Across the road is the former Royal Palace (16) at 1 Alexander Battenberg Street (10am-6pm daily except Mondays), a custard-yellow Viennese style mansion built in 1873.
It is now home to Sofia's two top cultural attractions: the National Art Gallery (00 359 2 980 0093; nationalartgallerybg.org; 6 lev/£2.50) and the Ethnographic Museum (00 359 2 988 1974; eim-bas.com; entry 3 lev/£1.25).
Housed in a former school, with framed black-and-white prints of past pupils on the walls, One More Bar (17) at 12 Shishman Street (00 359 87 769 3735) is homely but hip. Order a glass of Bulgarian wine from the southeastern Thracian Valley or try the 25-year-old locally-brewed spirit rakia (8.30 lev/£3.50).
Dining with the locals
There's not a stainless steel food warmer in sight at Buffet (18) at 44 Ekzarh Yosif Street (00 359 87 611 6601). Less than a year old, this charming restaurant provides a rustic setting, with vintage furniture and movie posters from the 1930s. Try Mama's meatballs (6.70 lev/£2.80).
Regional cuisine can also be sampled at Grozd (19) at 21 Tsar Osvoboditel Boulevard (00 359 2 944 3915), an upmarket restaurant across town, which has given old Bulgarian recipes a modern makeover. Popular dishes include strandjanski-style spiced pork baked in an earthenware pot with egg, chilli, peppers and mushrooms. Mains from 17 lev (£7).

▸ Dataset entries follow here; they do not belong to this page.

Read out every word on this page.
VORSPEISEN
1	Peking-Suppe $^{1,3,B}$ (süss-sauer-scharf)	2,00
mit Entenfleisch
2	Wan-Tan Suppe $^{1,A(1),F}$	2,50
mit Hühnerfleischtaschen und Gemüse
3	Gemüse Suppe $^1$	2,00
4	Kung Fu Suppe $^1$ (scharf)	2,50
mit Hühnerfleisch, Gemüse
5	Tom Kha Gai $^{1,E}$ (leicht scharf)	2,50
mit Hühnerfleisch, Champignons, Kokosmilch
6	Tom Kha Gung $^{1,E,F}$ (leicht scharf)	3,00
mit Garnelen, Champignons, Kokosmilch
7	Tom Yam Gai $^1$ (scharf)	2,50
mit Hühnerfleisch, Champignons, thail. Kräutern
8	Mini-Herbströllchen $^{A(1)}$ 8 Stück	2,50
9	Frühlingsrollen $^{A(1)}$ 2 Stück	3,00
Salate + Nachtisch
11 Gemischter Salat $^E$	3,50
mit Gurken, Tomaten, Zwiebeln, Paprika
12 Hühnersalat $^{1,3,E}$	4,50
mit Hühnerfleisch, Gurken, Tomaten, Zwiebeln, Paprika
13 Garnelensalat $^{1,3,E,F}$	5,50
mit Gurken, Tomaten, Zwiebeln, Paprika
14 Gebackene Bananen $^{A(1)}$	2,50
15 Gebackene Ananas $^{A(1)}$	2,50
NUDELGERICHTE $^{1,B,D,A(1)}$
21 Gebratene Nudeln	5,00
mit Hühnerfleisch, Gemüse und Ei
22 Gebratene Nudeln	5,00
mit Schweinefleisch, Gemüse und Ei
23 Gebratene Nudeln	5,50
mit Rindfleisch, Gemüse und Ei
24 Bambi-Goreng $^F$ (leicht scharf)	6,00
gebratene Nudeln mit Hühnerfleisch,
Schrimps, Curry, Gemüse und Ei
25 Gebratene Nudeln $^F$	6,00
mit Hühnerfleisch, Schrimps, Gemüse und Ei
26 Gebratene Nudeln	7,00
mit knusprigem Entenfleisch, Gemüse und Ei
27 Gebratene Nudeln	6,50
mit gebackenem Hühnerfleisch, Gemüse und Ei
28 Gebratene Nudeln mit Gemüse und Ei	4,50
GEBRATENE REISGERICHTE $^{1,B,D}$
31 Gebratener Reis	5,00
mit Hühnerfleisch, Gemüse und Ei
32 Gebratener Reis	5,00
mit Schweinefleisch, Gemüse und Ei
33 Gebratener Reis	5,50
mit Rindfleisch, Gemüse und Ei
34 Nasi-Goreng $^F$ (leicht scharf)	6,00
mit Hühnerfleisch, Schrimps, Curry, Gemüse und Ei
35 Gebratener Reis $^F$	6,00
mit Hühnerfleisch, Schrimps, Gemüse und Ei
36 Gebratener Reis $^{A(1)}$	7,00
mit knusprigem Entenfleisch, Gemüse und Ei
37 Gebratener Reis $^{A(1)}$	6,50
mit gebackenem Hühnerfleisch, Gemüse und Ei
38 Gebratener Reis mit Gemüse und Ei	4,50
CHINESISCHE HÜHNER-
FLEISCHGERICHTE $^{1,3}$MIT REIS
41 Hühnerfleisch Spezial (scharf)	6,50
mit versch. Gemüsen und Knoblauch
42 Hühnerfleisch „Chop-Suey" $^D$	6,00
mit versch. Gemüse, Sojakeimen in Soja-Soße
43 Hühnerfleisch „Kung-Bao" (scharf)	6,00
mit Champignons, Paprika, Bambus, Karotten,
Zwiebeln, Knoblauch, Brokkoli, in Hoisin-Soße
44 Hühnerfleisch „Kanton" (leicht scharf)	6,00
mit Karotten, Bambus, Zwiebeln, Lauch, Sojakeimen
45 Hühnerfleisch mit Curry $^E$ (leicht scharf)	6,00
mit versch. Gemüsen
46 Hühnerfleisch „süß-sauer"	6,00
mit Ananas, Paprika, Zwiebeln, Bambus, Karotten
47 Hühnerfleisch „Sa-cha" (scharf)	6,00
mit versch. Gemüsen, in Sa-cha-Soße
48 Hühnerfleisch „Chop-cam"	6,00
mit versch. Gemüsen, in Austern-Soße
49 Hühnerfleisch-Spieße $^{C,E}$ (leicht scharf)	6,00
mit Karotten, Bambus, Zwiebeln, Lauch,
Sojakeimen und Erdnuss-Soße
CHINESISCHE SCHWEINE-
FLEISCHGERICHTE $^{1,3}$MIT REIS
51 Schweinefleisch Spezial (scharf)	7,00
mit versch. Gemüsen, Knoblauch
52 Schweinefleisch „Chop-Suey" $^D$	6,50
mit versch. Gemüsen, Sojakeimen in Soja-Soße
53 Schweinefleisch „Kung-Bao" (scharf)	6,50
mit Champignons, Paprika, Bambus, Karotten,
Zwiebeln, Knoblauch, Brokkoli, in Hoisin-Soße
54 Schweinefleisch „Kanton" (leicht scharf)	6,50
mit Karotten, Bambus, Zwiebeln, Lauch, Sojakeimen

Sunday morning: go to church
The Alexander Nevsky Cathedral (10) has Sunday mass at 9.30am but a far more intimate experience awaits at the Rotunda of Saint George (20) at 2 Dondukov Boulevard (8am-5pm daily; free). The city's oldest fully preserved building, this tiny one-room chamber was constructed to mark the arrival of the Emperor Constantine here in the 4th century. It stands amid the ruins of the old Roman town of Serdica. Inside, faded medieval murals adorn crumbling brick walls. Sunday mass takes place at 8am.
Out to brunch
Located next door, the Rotunda Café (21) (00 359 87 886 6311) has an intimate interior decor with dark corners, low arches and stone walls which are decorated with copies of famous religious icons. Soups, salads and sandwiches dominate the menu. The rotunda soup (8.40 lev/£3.50) is a tasty blend of boletus and forest herbs.
Sofia is not one of the world's great shopping destinations though there are plenty of opportunities to browse. The antiques market outside the Alexander Nevsky Cathedral (10) (10am-6pm daily) is a good place to pick up Soviet memorabilia and old Roman coins.
Beyond that, the city's retail route is concentrated along the partly pedestrianised Vitosha Street (22). Among the cafés and ice-creameries, notable shops include Home for interiors and Di Sandro and Dika for high-end fashion. Strolling south offers excellent views of the mountains.
Walk in the park
At the southern end of Vitosha Street (22) is a patch of parkland (open 24 hours) dominated by the rather unsightly National Palace of Culture (23) (ndk.bg). It makes for a pleasant spot to enjoy a leisurely stroll. It's also worth popping into National Palace of Culture to see what temporary exhibitions are on, and you can get a coffee at the rooftop Sky Plaza restaurant (00 359 2 916 6201).
Icing on the cake
Head to the underpass between the Presidency building and the Council of Ministers on Dondukov Boulevard (24) to step back in time. Within this unassuming subway is secreted a number of ancient ruins including the East Gate of Roman Serdica and even the remains of an original Roman street.